Speaking in an interview, Nadella said Microsoft receives all parts of OpenAI’s accelerator-related IP, except for consumer hardware. When asked what level of access the company has, he responded, “All of it”.
Notably, OpenAI and Broadcom recently announced a multi-year strategic collaboration to co-develop and deploy 10 gigawatts of OpenAI-designed AI accelerators and networking systems, marking a major expansion in OpenAI’s infrastructure capabilities.
Nadella added that Microsoft had earlier provided OpenAI with its own IP while building supercomputers together, creating a reciprocal flow of technology. “We built it for them and they benefited from it… and now as they innovate, even at the system level, we get access to all of it,” he said.
Nadella said this IP pipeline allows Microsoft to evolve Maia at a deliberate pace, even as competitors like Google push forward with custom chips.

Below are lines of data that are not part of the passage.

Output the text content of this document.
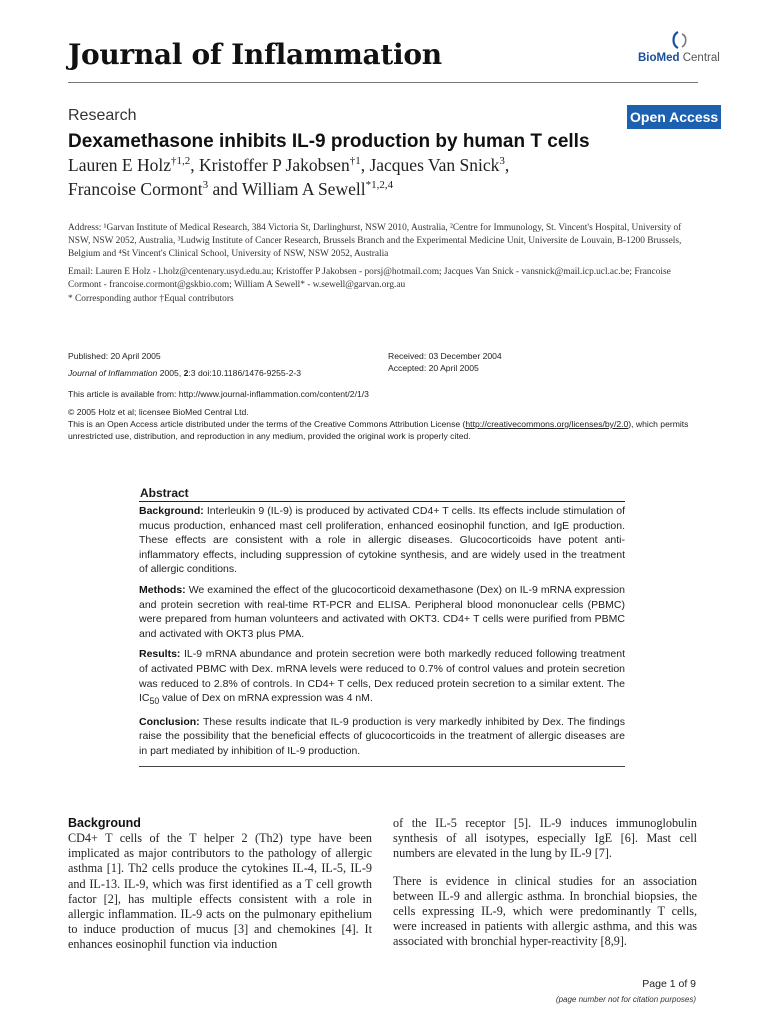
Journal of Inflammation	BioMed Central
Research	Open Access
Dexamethasone inhibits IL-9 production by human T cells
Lauren E Holz$^{\dagger 1,2}$, Kristoffer P Jakobsen$^{\dagger 1}$, Jacques Van Snick$^3$,
Francoise Cormont$^3$ and William A Sewell$^{*1,2,4}$

Address: ¹Garvan Institute of Medical Research, 384 Victoria St, Darlinghurst, NSW 2010, Australia, ²Centre for Immunology, St. Vincent's Hospital, University of NSW, NSW 2052, Australia, ³Ludwig Institute of Cancer Research, Brussels Branch and the Experimental Medicine Unit, Universite de Louvain, B-1200 Brussels, Belgium and ⁴St Vincent's Clinical School, University of NSW, NSW 2052, Australia

Email: Lauren E Holz - l.holz@centenary.usyd.edu.au; Kristoffer P Jakobsen - porsj@hotmail.com; Jacques Van Snick - vansnick@mail.icp.ucl.ac.be; Francoise Cormont - francoise.cormont@gskbio.com; William A Sewell* - w.sewell@garvan.org.au

* Corresponding author †Equal contributors
Published: 20 April 2005
Journal of Inflammation 2005, 2:3 doi:10.1186/1476-9255-2-3
Received: 03 December 2004
Accepted: 20 April 2005
This article is available from: http://www.journal-inflammation.com/content/2/1/3
© 2005 Holz et al; licensee BioMed Central Ltd.
This is an Open Access article distributed under the terms of the Creative Commons Attribution License (http://creativecommons.org/licenses/by/2.0), which permits unrestricted use, distribution, and reproduction in any medium, provided the original work is properly cited.
Abstract

Background: Interleukin 9 (IL-9) is produced by activated CD4+ T cells. Its effects include stimulation of mucus production, enhanced mast cell proliferation, enhanced eosinophil function, and IgE production. These effects are consistent with a role in allergic diseases. Glucocorticoids have potent anti-inflammatory effects, including suppression of cytokine synthesis, and are widely used in the treatment of allergic conditions.

Methods: We examined the effect of the glucocorticoid dexamethasone (Dex) on IL-9 mRNA expression and protein secretion with real-time RT-PCR and ELISA. Peripheral blood mononuclear cells (PBMC) were prepared from human volunteers and activated with OKT3. CD4+ T cells were purified from PBMC and activated with OKT3 plus PMA.

Results: IL-9 mRNA abundance and protein secretion were both markedly reduced following treatment of activated PBMC with Dex. mRNA levels were reduced to 0.7% of control values and protein secretion was reduced to 2.8% of controls. In CD4+ T cells, Dex reduced protein secretion to a similar extent. The $IC_{50}$ value of Dex on mRNA expression was 4 nM.

Conclusion: These results indicate that IL-9 production is very markedly inhibited by Dex. The findings raise the possibility that the beneficial effects of glucocorticoids in the treatment of allergic diseases are in part mediated by inhibition of IL-9 production.

Background

CD4+ T cells of the T helper 2 (Th2) type have been implicated as major contributors to the pathology of allergic asthma [1]. Th2 cells produce the cytokines IL-4, IL-5, IL-9 and IL-13. IL-9, which was first identified as a T cell growth factor [2], has multiple effects consistent with a role in allergic inflammation. IL-9 acts on the pulmonary epithelium to induce production of mucus [3] and chemokines [4]. It enhances eosinophil function via induction

of the IL-5 receptor [5]. IL-9 induces immunoglobulin synthesis of all isotypes, especially IgE [6]. Mast cell numbers are elevated in the lung by IL-9 [7].

There is evidence in clinical studies for an association between IL-9 and allergic asthma. In bronchial biopsies, the cells expressing IL-9, which were predominantly T cells, were increased in patients with allergic asthma, and this was associated with bronchial hyper-reactivity [8,9].

Page 1 of 9
(page number not for citation purposes)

He explained that internal silicon only succeeds when paired with internal model demand. “If you build your own vertical thing, you better have your own model… and you have to generate your own demand for it or subsidise the demand for it,” he said.

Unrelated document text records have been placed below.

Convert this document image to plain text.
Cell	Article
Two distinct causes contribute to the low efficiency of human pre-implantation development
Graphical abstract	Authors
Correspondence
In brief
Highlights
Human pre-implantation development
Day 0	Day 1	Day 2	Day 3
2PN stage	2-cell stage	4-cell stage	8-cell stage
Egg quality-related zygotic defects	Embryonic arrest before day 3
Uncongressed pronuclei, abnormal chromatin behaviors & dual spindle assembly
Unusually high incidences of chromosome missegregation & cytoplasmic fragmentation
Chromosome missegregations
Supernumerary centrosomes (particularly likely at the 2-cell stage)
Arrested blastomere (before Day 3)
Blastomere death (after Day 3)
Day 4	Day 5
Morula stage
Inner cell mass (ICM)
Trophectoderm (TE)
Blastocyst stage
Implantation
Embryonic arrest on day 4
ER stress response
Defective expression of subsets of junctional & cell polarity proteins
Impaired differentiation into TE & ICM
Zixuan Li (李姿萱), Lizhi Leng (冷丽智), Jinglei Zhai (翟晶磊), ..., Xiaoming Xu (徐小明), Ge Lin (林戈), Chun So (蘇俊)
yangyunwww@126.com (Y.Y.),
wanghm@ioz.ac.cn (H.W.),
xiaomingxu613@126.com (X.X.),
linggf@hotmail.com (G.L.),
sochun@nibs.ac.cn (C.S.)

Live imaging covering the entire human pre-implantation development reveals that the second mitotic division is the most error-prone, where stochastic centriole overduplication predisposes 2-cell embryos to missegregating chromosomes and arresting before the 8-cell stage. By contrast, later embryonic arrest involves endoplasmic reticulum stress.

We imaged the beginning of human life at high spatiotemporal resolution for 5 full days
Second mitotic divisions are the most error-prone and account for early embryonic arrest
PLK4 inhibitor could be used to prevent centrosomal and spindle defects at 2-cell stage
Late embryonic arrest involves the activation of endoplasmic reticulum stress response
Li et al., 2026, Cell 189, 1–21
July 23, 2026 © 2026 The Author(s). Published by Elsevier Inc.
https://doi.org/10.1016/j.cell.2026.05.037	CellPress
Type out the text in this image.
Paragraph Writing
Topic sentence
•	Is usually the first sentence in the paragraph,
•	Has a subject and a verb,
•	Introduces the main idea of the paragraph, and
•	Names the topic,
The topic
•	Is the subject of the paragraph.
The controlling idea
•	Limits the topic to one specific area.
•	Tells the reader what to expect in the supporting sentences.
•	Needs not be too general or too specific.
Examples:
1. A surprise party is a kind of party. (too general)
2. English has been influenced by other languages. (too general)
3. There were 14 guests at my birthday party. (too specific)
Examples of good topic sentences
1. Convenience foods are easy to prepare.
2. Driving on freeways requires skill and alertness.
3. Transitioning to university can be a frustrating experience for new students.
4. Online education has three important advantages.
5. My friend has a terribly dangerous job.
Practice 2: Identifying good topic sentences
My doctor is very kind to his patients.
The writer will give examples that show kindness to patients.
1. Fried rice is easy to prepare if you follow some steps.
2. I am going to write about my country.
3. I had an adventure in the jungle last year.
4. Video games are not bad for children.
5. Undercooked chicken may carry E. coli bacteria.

He acknowledged that Microsoft continues to rely heavily on NVIDIA GPUs and that any new accelerator must compete with NVIDIA’s existing fleet. “In a fleet, what I’m going to look at is the overall TCO (Total cost of ownership),” Nadella said.

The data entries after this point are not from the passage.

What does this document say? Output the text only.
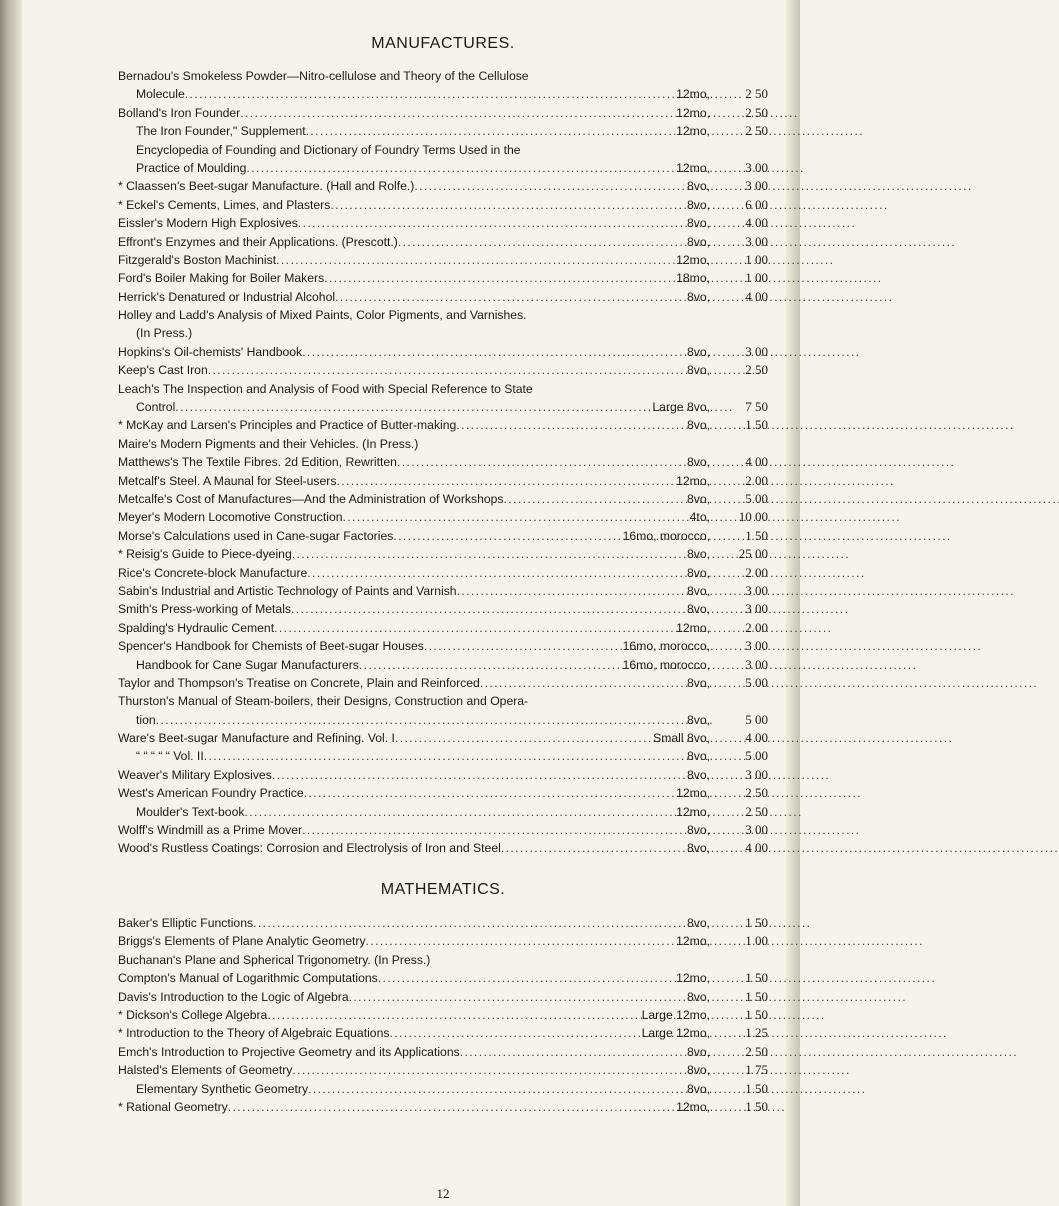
MANUFACTURES.
Bernadou's Smokeless Powder—Nitro-cellulose and Theory of the Cellulose
Molecule . . .	12mo,	2 50
Bolland's Iron Founder . . .	12mo,	2 50
The Iron Founder," Supplement . . .	12mo,	2 50
Encyclopedia of Founding and Dictionary of Foundry Terms Used in the
Practice of Moulding . . .	12mo,	3 00
* Claassen's Beet-sugar Manufacture. (Hall and Rolfe.) . . .	8vo,	3 00
* Eckel's Cements, Limes, and Plasters . . .	8vo,	6 00
Eissler's Modern High Explosives . . .	8vo,	4 00
Effront's Enzymes and their Applications. (Prescott.) . . .	8vo,	3 00
Fitzgerald's Boston Machinist . . .	12mo,	1 00
Ford's Boiler Making for Boiler Makers . . .	18mo,	1 00
Herrick's Denatured or Industrial Alcohol . . .	8vo,	4 00
Holley and Ladd's Analysis of Mixed Paints, Color Pigments, and Varnishes.
(In Press.)
Hopkins's Oil-chemists' Handbook . . .	8vo,	3 00
Keep's Cast Iron . . .	8vo,	2 50
Leach's The Inspection and Analysis of Food with Special Reference to State
Control . . .	Large 8vo,	7 50
* McKay and Larsen's Principles and Practice of Butter-making . . .	8vo,	1 50
Maire's Modern Pigments and their Vehicles. (In Press.)
Matthews's The Textile Fibres. 2d Edition, Rewritten . . .	8vo,	4 00
Metcalf's Steel. A Maunal for Steel-users . . .	12mo,	2 00
Metcalfe's Cost of Manufactures—And the Administration of Workshops . . .	8vo,	5 00
Meyer's Modern Locomotive Construction . . .	4to,	10 00
Morse's Calculations used in Cane-sugar Factories . . .	16mo, morocco,	1 50
* Reisig's Guide to Piece-dyeing . . .	8vo,	25 00
Rice's Concrete-block Manufacture . . .	8vo,	2 00
Sabin's Industrial and Artistic Technology of Paints and Varnish . . .	8vo,	3 00
Smith's Press-working of Metals . . .	8vo,	3 00
Spalding's Hydraulic Cement . . .	12mo,	2 00
Spencer's Handbook for Chemists of Beet-sugar Houses . . .	16mo, morocco,	3 00
Handbook for Cane Sugar Manufacturers . . .	16mo, morocco,	3 00
Taylor and Thompson's Treatise on Concrete, Plain and Reinforced . . .	8vo,	5 00
Thurston's Manual of Steam-boilers, their Designs, Construction and Opera-
tion . . .	8vo,	5 00
Ware's Beet-sugar Manufacture and Refining. Vol. I . . .	Small 8vo,	4 00
“ “ “ “ “ Vol. II . . .	8vo,	5 00
Weaver's Military Explosives . . .	8vo,	3 00
West's American Foundry Practice . . .	12mo,	2 50
Moulder's Text-book . . .	12mo,	2 50
Wolff's Windmill as a Prime Mover . . .	8vo,	3 00
Wood's Rustless Coatings: Corrosion and Electrolysis of Iron and Steel . . .	8vo,	4 00
MATHEMATICS.
Baker's Elliptic Functions . . .	8vo,	1 50
Briggs's Elements of Plane Analytic Geometry . . .	12mo,	1 00
Buchanan's Plane and Spherical Trigonometry. (In Press.)
Compton's Manual of Logarithmic Computations . . .	12mo,	1 50
Davis's Introduction to the Logic of Algebra . . .	8vo,	1 50
* Dickson's College Algebra . . .	Large 12mo,	1 50
* Introduction to the Theory of Algebraic Equations . . .	Large 12mo,	1 25
Emch's Introduction to Projective Geometry and its Applications . . .	8vo,	2 50
Halsted's Elements of Geometry . . .	8vo,	1 75
Elementary Synthetic Geometry . . .	8vo,	1 50
* Rational Geometry . . .	12mo,	1 50
12
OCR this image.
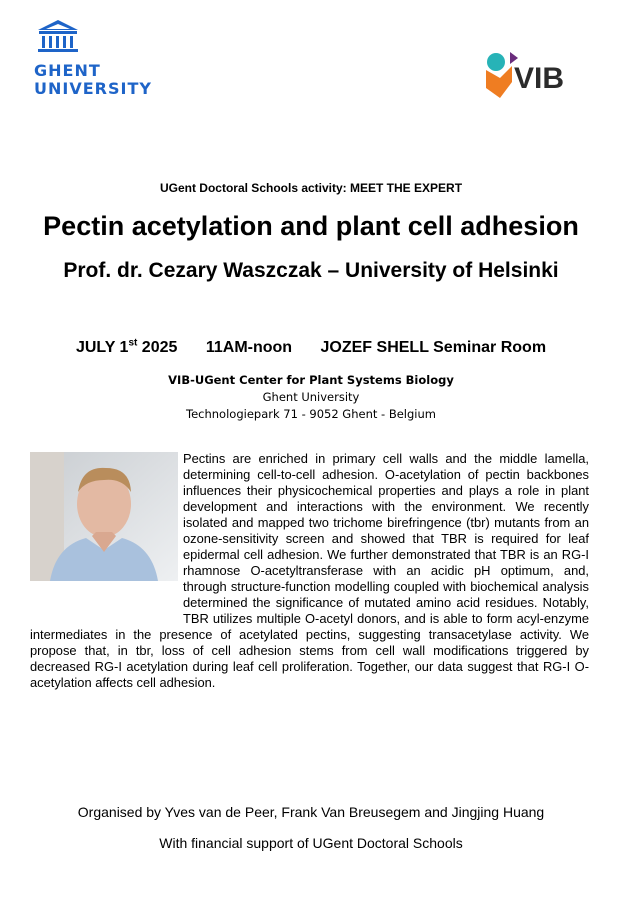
GHENT
UNIVERSITY	VIB
UGent Doctoral Schools activity: MEET THE EXPERT
Pectin acetylation and plant cell adhesion
Prof. dr. Cezary Waszczak – University of Helsinki
JULY 1st 2025 11AM-noon JOZEF SHELL Seminar Room
VIB-UGent Center for Plant Systems Biology
Ghent University
Technologiepark 71 - 9052 Ghent - Belgium
Pectins are enriched in primary cell walls and the middle lamella, determining cell-to-cell adhesion. O-acetylation of pectin backbones influences their physicochemical properties and plays a role in plant development and interactions with the environment. We recently isolated and mapped two trichome birefringence (tbr) mutants from an ozone-sensitivity screen and showed that TBR is required for leaf epidermal cell adhesion. We further demonstrated that TBR is an RG-I rhamnose O-acetyltransferase with an acidic pH optimum, and, through structure-function modelling coupled with biochemical analysis determined the significance of mutated amino acid residues. Notably, TBR utilizes multiple O-acetyl donors, and is able to form acyl-enzyme intermediates in the presence of acetylated pectins, suggesting transacetylase activity. We propose that, in tbr, loss of cell adhesion stems from cell wall modifications triggered by decreased RG-I acetylation during leaf cell proliferation. Together, our data suggest that RG-I O-acetylation affects cell adhesion.
Organised by Yves van de Peer, Frank Van Breusegem and Jingjing Huang
With financial support of UGent Doctoral Schools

He added that large cloud rivals face similar dynamics. “Even Google’s buying NVIDIA, and so is Amazon,” he said. “It makes sense because NVIDIA is innovating, and it’s the general-purpose thing. All models run on it, and customer demand is there.”
He explained that Microsoft’s approach is informed by its experience rolling out multiple generations of compute hardware. “We had a lot of Intel, then we introduced AMD, and then we introduced Cobalt. That’s how we scaled it,” he said, noting that Microsoft already operates mixed-silicon environments.
Nadella said Microsoft will maintain a closed loop between its MAI models and its silicon roadmap to ensure microarchitectures track its own workloads. At the same time, the company intends to execute quickly with NVIDIA hardware.
Nadella said Microsoft will first deploy the systems OpenAI builds for them, and then extend those designs into its broader infrastructure.